What we find in every AD audit

• Users in Domain Admins who don’t need to be (legacy accounts, generic admin accounts)
• Service accounts with SPN + never-rotated passwords
• Anonymous LDAP bind permitted
• NTLM not restricted via Network security: Restrict NTLM GPOs
• SMB signing not required
• Print Spooler running on DCs
• Unconstrained delegation on non-DC servers
• MachineAccountQuota default (10)
• No LAPS deployment
• DSRM password never set or legacy
• krbtgt account password never rotated (enables 10-year Golden Tickets if ever compromised)
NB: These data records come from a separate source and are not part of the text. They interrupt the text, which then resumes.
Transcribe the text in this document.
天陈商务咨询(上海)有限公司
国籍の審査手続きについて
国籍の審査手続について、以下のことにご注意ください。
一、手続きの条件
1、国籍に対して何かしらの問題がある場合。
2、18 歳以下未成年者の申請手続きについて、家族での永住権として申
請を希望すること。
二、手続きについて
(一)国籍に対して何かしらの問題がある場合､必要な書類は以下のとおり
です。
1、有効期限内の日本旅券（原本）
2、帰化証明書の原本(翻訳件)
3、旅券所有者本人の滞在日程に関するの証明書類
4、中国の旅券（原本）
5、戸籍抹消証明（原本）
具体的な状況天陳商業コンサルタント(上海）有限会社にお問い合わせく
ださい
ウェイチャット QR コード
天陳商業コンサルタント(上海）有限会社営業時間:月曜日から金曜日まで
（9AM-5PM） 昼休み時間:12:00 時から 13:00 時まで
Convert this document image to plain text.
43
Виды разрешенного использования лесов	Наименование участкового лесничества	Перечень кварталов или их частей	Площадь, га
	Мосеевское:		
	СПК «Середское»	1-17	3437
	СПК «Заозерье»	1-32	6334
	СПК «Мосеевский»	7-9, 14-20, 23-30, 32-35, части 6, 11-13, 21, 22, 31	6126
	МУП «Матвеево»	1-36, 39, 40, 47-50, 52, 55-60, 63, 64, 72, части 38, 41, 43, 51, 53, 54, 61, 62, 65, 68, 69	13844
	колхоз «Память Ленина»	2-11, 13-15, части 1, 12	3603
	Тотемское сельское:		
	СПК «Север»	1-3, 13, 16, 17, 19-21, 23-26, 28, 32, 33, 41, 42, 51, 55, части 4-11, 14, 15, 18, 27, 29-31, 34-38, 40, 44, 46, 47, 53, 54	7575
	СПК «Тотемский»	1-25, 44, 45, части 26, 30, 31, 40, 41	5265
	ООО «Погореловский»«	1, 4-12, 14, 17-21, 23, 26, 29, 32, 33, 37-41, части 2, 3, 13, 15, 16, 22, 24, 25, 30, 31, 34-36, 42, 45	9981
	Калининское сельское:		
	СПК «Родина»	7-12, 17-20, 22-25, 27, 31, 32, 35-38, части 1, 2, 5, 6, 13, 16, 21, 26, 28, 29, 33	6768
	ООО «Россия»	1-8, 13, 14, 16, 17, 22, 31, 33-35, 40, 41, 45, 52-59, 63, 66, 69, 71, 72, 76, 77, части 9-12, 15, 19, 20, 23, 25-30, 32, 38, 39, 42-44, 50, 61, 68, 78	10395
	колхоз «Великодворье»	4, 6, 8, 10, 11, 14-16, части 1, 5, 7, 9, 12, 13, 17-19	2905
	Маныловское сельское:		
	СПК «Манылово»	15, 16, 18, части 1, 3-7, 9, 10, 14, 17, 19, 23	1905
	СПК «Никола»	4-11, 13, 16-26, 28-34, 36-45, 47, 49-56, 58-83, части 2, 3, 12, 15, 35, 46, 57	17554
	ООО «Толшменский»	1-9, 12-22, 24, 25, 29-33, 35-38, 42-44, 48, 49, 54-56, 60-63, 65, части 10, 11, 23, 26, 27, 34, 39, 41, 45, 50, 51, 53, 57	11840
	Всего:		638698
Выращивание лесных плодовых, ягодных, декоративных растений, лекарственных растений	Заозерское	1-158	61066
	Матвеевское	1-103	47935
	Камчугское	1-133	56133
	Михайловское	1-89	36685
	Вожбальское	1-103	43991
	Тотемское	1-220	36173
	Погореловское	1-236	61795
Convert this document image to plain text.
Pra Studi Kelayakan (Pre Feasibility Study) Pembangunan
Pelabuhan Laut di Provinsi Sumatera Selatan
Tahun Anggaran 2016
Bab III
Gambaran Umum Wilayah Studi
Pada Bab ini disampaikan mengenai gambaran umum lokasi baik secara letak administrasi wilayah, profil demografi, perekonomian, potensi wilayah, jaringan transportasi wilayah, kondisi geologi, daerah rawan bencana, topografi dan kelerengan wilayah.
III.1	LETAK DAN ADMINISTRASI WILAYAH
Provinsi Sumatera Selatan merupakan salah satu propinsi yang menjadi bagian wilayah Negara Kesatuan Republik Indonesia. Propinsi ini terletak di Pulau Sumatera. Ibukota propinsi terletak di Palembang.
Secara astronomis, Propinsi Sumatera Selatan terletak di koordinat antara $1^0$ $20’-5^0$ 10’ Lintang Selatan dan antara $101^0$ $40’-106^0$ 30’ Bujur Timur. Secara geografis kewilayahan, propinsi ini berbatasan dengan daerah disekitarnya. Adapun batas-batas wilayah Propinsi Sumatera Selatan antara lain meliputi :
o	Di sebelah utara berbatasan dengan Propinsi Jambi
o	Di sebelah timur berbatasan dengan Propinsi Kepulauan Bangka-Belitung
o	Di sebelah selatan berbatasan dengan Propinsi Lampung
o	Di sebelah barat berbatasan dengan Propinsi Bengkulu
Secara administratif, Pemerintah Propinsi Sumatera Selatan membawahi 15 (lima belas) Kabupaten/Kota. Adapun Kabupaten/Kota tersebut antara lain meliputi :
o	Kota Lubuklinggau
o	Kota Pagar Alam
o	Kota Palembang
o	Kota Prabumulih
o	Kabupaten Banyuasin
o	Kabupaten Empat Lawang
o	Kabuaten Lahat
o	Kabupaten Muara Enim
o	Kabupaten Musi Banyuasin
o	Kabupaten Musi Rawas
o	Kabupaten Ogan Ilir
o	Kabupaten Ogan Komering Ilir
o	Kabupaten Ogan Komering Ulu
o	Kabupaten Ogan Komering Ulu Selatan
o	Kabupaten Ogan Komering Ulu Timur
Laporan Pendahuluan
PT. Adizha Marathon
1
Defensive mindset: Tier Model

Microsoft’s tiering model is the foundational hardening pattern:

TIER 0: Identity core — DCs, ADFS, Entra Connect, PKI
         Accessed ONLY from Tier 0 PAWs
         Credentials never touch Tier 1/2

TIER 1: Servers, business apps, infrastructure
         Accessed from Tier 1 PAWs
         Separate admin accounts from Tier 0

TIER 2: User endpoints, workstations
         End users + helpdesk here
         Cannot directly touch Tier 1/0

Cross-tier access goes through jump hosts. Credentials don’t flow downward (Tier 0 admin creds never cached on Tier 1/2 systems). This single architectural pattern defeats most real-world AD attacks because it eliminates the credential cache harvesting that underpins lateral movement.

Mindset takeaway

AD is not broken — it’s configured for an era when endpoint compromise was rare. Your security is the delta between “default install” and “hardened per Microsoft guidance.” The delta is substantial. The rest of this track walks specific attack classes (BloodHound, ACL abuse, GPP, ADCS, trusts, delegation, hybrid AD) with a consistent lens: this works because AD trusts by default, and the defender’s job is to remove trust where it isn’t needed.

For pentesters: enumeration first, exploitation second. BloodHound reveals paths you wouldn’t find manually. For defenders: if you can’t run BloodHound against your own domain and find the attack paths, attackers will find them for you.